Data from: Sex in an uncertain world: environmental stochasticity helps restore competitive balance between sexually and asexually reproducing populations
Park, Andrew W.; Vandekerkhove, Jochen; Michalakis, Yannis (2014), Data from: Sex in an uncertain world: environmental stochasticity helps restore competitive balance between sexually and asexually reproducing populations, Dryad, Dataset, https://doi.org/10.5061/dryad.vk25n
Like many organisms, individuals of the freshwater ostracod species Eucypris virens can have either obligate sexual or asexual reproductive modes. Both types of individual routinely co-occur, including in the same temporary freshwater pond (their natural habitat in which they undergo seasonal diapause). Given the well-known two-fold cost of sex, this begs the question of how sexually reproducing individuals are able to co-exist with their asexual counterparts in spite of such overwhelming costs. Environmental stochasticity in the form of “false dawn” inundations (where the first hydration is ephemeral and causes loss of early hatching individuals) may provide an advantage to the sexual subpopulation, which exhibits greater variation in hatching times following inundation. We explore the potential role of environmental stochasticity in this system using life-history data analysis, climate data and matrix projection models.

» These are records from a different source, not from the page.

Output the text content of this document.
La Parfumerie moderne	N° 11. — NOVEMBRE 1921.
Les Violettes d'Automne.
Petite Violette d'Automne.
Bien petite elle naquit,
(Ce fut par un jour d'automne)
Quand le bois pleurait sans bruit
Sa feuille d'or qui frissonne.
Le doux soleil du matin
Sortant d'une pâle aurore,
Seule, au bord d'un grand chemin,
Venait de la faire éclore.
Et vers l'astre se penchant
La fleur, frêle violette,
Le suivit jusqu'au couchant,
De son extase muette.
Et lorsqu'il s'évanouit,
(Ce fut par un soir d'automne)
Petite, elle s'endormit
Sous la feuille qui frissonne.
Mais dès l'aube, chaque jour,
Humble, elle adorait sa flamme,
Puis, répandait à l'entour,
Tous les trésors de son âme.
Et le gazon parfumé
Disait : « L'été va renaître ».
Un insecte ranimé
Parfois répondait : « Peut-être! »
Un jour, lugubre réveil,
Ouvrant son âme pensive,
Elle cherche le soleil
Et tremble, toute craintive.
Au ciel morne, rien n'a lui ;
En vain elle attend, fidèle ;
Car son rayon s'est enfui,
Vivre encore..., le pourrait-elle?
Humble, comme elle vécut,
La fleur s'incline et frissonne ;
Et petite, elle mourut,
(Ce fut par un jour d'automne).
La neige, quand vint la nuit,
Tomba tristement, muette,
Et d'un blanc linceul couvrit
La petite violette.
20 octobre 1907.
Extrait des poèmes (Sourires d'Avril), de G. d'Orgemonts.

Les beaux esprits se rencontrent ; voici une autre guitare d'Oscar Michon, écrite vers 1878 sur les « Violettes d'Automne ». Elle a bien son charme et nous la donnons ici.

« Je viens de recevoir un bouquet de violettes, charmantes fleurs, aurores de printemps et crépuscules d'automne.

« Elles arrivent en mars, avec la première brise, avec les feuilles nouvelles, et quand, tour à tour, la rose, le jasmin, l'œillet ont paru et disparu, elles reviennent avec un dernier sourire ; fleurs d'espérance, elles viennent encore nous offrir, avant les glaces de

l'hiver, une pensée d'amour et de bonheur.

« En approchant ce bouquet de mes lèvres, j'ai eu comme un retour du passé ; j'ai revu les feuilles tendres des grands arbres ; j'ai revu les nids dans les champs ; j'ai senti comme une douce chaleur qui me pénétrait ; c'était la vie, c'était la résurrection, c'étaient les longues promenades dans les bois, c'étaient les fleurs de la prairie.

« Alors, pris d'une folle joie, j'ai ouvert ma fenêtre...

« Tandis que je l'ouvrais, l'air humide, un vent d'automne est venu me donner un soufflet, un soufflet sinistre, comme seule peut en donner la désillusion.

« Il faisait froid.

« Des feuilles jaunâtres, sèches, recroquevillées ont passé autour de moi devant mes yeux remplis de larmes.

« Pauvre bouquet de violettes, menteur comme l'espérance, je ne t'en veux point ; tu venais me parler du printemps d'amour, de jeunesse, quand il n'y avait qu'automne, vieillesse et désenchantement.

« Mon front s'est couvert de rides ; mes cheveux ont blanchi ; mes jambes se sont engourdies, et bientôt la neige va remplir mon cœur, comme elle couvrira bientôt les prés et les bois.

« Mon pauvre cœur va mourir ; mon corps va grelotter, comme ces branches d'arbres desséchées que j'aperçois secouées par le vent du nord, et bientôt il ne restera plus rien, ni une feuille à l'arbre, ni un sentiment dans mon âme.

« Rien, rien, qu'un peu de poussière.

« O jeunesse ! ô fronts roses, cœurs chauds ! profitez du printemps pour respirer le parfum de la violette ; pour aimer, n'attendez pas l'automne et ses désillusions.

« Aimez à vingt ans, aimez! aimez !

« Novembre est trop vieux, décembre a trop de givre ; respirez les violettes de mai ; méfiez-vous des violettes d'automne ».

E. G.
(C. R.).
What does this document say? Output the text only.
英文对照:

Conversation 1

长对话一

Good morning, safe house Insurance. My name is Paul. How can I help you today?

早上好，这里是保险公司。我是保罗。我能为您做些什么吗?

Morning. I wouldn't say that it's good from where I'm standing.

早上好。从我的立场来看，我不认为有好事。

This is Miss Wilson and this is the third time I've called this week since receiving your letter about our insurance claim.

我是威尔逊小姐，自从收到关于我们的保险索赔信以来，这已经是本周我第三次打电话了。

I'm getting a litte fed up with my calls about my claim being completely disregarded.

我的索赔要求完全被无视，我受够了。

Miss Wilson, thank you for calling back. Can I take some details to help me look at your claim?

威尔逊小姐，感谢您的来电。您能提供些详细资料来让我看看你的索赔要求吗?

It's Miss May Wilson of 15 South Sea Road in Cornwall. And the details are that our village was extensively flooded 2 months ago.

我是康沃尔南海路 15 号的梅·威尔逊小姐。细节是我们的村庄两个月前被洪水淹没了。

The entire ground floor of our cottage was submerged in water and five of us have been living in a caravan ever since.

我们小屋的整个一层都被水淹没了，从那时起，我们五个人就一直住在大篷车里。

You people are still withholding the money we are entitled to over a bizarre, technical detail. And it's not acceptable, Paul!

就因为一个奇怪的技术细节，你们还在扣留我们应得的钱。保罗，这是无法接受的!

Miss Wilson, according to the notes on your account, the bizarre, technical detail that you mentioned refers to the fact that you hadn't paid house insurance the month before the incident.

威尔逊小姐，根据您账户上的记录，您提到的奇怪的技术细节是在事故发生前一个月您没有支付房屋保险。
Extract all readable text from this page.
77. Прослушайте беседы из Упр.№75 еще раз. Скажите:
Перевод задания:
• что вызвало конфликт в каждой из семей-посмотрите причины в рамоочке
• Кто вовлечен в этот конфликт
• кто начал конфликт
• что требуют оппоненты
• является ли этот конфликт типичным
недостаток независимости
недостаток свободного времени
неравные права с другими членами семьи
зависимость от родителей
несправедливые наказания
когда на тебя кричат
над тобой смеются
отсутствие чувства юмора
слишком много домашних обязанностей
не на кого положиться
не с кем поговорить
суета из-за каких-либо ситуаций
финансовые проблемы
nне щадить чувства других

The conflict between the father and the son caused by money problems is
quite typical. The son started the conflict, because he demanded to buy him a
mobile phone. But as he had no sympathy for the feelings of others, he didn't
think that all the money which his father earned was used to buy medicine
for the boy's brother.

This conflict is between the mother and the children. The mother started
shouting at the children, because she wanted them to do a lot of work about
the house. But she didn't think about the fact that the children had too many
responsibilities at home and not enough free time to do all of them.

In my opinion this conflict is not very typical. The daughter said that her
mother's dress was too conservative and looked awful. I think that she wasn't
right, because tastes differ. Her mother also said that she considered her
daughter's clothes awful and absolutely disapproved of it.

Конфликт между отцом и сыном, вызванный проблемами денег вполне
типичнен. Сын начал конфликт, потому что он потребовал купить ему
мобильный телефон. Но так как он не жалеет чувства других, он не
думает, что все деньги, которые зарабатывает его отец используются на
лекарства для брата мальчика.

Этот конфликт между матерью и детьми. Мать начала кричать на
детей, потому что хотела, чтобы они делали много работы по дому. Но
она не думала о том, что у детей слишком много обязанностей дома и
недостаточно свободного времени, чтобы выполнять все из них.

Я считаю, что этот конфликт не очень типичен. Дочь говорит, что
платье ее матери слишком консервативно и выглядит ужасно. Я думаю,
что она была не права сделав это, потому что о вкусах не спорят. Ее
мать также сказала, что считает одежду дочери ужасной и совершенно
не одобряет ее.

In the absence of environmental stochasticity, the population growth rate is significantly lower in sexual subpopulations. Climate data reveal that “false dawn” inundations are common. Using matrix projection modeling with and without environmental stochasticity, we demonstrate that this phenomenon can restore appreciable balance to the system, in terms of growth rates. This provides support for the role of environmental stochasticity in helping to explain the maintenance of sex and the occurrence of geographic parthenogenesis.